Off-Label-Use von Kontrazeptiva kann beihilfefähig sein
Lorem Ipsum
© thingamajiggs / stock.adobe.com

Kontrazeptiva, die nur zur Empfängnisverhütung arzneimittelrechtlich zugelassen sind, können nach der Sächsischen Beihilfeverordnung auch dann beihilfefähig sein, wenn sie aus Anlass einer Krankheit verordnet werden. Dies hat das Bundesverwaltungsgericht mit Urteil vom 26.06.2020 entschieden. Allerdings müsse der therapeutische Nutzen erwiesen sein.

Uterusmyom mit Kontrazeptivum behandelt

Die 1964 geborene Klägerin leidet an einem Uterusmyom mit Hypermenorrhoe, das mit Empfängnisverhütungsmitteln behandelt wurde, die den Wirkstoff Desogestrel enthalten. Unter der Therapie konnten das Myomwachstum gehemmt, die Blutungen auf ein Minimum reduziert und eine alternativ in Betracht zu ziehende Entfernung der Gebärmutter vermieden werden.

Beihilfe unter Verweis auf Off-Label-Use abgelehnt

Der beklagte Freistaat gewährte zunächst Beihilfe, lehnte dies aber 2014 für das neu verordnete Präparat "Jubrele" mit der Begründung ab, das Arzneimittel sei zwar zur Empfängnisverhütung zugelassen, nicht aber zur Therapie der Krankheit der Klägerin. Kontrazeptiva würden außerdem auch von Gesunden verwendet und seien daher der allgemeinen Lebenshaltung zuzurechnen.

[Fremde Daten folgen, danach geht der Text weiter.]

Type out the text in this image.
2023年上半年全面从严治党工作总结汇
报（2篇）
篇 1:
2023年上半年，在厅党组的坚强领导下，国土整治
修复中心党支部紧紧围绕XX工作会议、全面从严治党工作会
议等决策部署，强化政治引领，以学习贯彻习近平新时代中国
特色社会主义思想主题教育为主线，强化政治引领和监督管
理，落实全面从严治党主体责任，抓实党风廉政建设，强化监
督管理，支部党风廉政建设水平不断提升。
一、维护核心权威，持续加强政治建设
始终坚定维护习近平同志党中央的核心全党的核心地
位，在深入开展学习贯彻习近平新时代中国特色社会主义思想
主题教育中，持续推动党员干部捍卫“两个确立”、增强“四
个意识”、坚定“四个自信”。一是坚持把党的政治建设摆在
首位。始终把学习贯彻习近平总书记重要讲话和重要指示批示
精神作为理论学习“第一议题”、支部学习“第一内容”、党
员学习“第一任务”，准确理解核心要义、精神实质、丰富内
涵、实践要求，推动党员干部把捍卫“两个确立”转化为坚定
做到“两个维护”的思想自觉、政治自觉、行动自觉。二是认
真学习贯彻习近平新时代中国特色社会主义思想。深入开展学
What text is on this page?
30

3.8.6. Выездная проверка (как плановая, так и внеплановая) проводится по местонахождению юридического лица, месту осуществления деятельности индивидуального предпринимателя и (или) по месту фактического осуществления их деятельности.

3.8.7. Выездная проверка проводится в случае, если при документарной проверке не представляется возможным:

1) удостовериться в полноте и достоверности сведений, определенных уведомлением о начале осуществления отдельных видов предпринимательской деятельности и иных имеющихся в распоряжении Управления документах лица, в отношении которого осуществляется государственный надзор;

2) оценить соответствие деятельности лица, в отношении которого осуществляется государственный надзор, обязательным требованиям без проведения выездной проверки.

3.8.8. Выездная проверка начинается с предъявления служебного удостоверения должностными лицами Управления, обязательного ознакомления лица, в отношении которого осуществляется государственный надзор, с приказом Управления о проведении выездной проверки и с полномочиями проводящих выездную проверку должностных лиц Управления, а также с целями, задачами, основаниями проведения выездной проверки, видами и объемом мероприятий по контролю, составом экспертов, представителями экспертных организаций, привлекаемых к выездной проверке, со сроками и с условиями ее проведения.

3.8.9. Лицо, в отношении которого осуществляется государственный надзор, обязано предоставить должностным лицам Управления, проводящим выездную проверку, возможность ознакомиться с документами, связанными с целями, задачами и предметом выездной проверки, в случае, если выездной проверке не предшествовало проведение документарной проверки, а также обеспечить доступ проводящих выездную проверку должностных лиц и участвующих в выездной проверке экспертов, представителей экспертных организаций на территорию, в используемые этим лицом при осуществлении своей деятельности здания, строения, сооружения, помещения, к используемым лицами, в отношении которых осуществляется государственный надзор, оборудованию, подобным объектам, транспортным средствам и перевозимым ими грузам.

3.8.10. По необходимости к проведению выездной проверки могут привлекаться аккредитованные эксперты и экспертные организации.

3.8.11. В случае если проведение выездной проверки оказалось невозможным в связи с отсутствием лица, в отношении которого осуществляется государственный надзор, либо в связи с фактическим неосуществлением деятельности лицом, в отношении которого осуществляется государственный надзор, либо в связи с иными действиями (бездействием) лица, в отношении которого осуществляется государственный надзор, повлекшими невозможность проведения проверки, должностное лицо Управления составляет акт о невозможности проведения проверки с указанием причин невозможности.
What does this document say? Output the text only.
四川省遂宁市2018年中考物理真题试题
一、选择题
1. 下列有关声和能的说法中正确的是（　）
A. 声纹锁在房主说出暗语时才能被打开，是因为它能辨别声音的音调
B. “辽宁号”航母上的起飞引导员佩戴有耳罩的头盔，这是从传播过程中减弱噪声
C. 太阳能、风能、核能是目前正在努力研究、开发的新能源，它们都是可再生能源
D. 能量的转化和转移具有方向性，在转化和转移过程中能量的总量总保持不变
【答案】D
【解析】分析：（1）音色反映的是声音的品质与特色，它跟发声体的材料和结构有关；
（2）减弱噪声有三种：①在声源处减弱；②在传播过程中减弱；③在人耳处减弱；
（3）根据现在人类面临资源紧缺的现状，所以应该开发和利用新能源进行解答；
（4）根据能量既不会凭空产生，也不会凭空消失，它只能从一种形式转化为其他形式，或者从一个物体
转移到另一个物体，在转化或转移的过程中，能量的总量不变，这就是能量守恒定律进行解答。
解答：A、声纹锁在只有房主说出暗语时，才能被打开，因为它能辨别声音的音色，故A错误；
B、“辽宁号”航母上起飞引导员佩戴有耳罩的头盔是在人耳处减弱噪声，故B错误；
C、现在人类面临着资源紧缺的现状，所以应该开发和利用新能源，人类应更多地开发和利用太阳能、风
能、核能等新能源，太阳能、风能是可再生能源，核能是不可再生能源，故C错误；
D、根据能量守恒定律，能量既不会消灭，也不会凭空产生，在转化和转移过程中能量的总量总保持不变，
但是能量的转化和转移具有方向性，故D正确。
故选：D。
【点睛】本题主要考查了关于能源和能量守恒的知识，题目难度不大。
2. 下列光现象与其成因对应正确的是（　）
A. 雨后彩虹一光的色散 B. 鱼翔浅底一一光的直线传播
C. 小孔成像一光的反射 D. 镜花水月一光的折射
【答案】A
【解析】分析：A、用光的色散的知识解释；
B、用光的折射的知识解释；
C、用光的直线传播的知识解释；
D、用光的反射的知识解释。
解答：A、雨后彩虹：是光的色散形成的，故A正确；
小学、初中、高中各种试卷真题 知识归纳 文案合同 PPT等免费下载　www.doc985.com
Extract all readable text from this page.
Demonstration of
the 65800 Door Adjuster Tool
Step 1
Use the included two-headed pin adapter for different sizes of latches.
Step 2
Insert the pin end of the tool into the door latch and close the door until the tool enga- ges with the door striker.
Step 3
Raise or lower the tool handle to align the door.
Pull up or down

Die Klage hatte in allen Instanzen Erfolg.

BVerwG: Verordnender Arzt kann erforderliche Zweckbestimmung treffen

Entgegen der Ansicht des Beklagten scheitere der Beihilfeanspruch nicht daran, dass nach der Sächsischen Beihilfeverordnung Aufwendungen für ärztlich verordnete Arzneimittel nur beihilfefähig sind, wenn diese bestimmt sind, durch Einwirkung auf den menschlichen Körper der Heilung oder Linderung einer Erkrankung zu dienen, erläutert das BVerwG. Diese Zweckbestimmung könne im Einzelfall auch der verordnende Arzt auf der Grundlage seiner fachlichen Bewertung unabhängig von der arzneimittelrechtlichen Zulassung treffen.

Verordnung aus Anlass einer Krankheit erforderlich

Kontrazeptiva seien außerdem nicht deshalb von der Beihilfefähigkeit ausgeschlossen, weil sie entsprechend einem beihilferechtlichen Ausschlussgrund der allgemeinen Lebenshaltung zuzurechnen sind. Nach einer diesem Ausschlussgrund vorgehenden Sonderregelung in der Sächsischen Beihilfeverordnung könnten empfängnisverhütende Arzneimittel unabhängig vom Alter der Beihilfeberechtigten beihilfefähig sein, wenn sie aus Anlass einer Krankheit verordnet werden.

Therapeutischer Nutzen und damit medizinische Notwendigkeit gegeben

Auch die nach der Beihilfeverordnung weiterhin erforderliche medizinische Notwendigkeit der Behandlung mit dem Arzneimittel "Jubrele" war laut BVerwG nach den bindenden Feststellungen der Vorinstanz gegeben. Diese habe unter Hinweis auf tatsächliche Ausführungen des Verwaltungsgerichts festgestellt, dass die Wirkungsweise und der Einsatz des Arzneimittels zu der konkreten Krankheitsbehandlung wissenschaftlichen Erkenntnissen entspricht und damit der therapeutische Nutzen erwiesen ist.

BVerwG, Urteil vom 26.06.2020 - 5 C 4.19

Redaktion beck-aktuell, 29. Juni 2020.